Thorvaldsen negó con la cabeza.

– Yo no, pero contamos con alguien que tal vez sí.

Malone estaba perplejo.

– Henrik cree, y Edwin parece coincidir con él… -empezó a decir Stephanie.

– Se trata de Ely -aclaró Thorvaldsen-. Creemos que sigue vivo.

CUARTA PARTE

CINCUENTA Y SIETE

Federación de Asia Central

6.50 horas

Vincenti salió del helicóptero. El viaje desde Samarcanda había durado alrededor de una hora. Aunque había nuevas carreteras que conducían al este, atravesando el valle de Fergana, su finca estaba situada más al sur, en el antiguo Tayikistán, y la vía aérea seguía siendo la alternativa más rápida y segura.
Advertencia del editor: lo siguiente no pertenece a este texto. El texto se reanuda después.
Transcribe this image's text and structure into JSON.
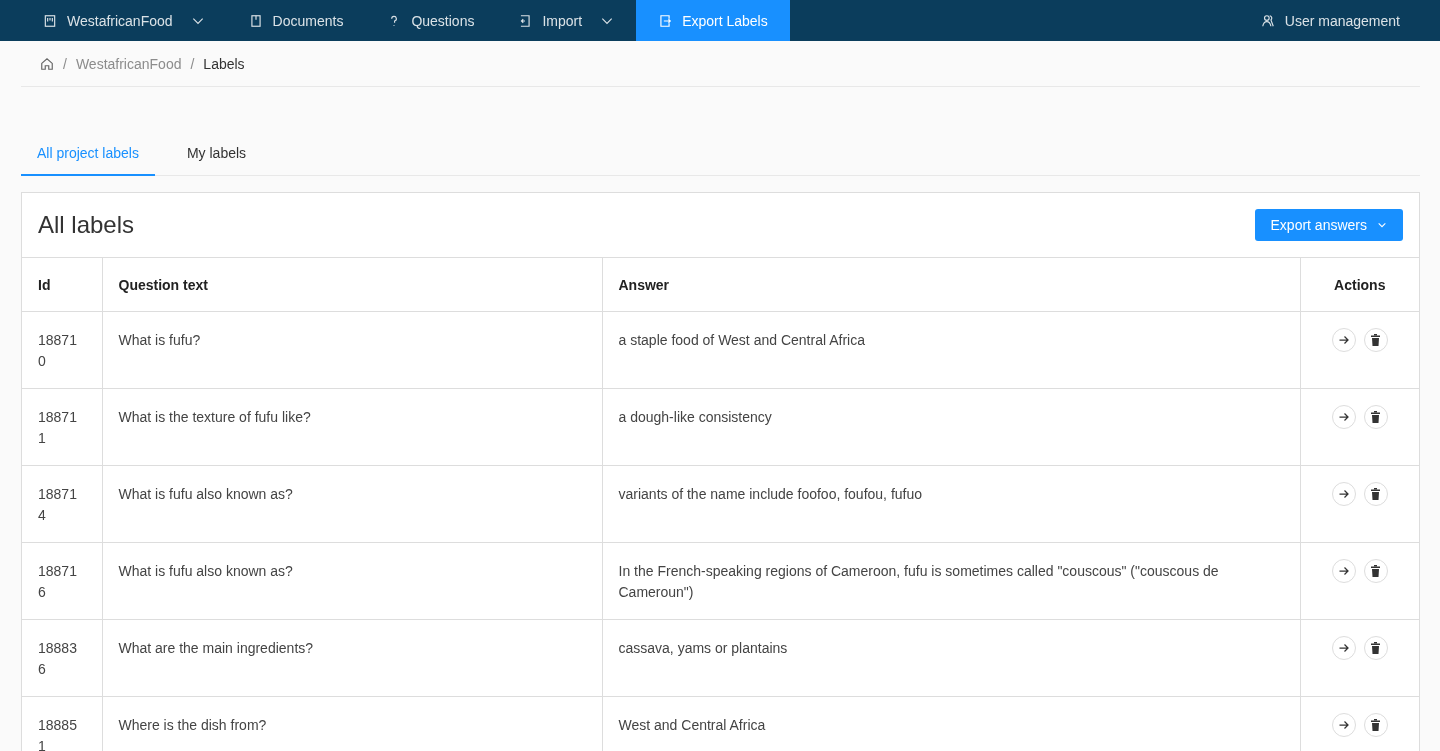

Había escogido sus tierras con esmero, en lo alto de las montañas que se elevaban entre las nubes. Nadie había cuestionado la adquisición, ni siquiera Zovastina. Se había limitado a explicar que estaba harto del terreno llano y pantanoso de Venecia, así que había comprado doscientos acres de valles boscosos y rocosas montañas en el Pamir. Ése sería su reino, donde nadie podría verlo ni oírlo, donde estaría rodeado de sirvientes, en su elevado puesto de mando, en un paisaje que una vez fue salvaje y que ahora había sido remodelado y refinado con toques de Italia, Bizancio y China.

Había bautizado la finca con el nombre de «Attico», y durante el vuelo se dio cuenta de que la entrada principal estaba ahora coronada por un elaborado arco de piedra donde se leía ese nombre. También reparó en que se habían levantado más andamios alrededor de la casa y que las obras en el exterior avanzaban rápidamente hacia su finalización. La construcción había sido lenta pero constante, y se alegraría cuando estuviera totalmente acabada.

Se alejó de las aspas aún en movimiento del helicóptero y cruzó un jardín, situado en la ladera de una montaña, que él mismo había enseñado a cultivar, así la finca tendría un toque del paisaje de la campiña inglesa.

Peter O'Conner esperaba en las irregulares rocas de la terraza trasera.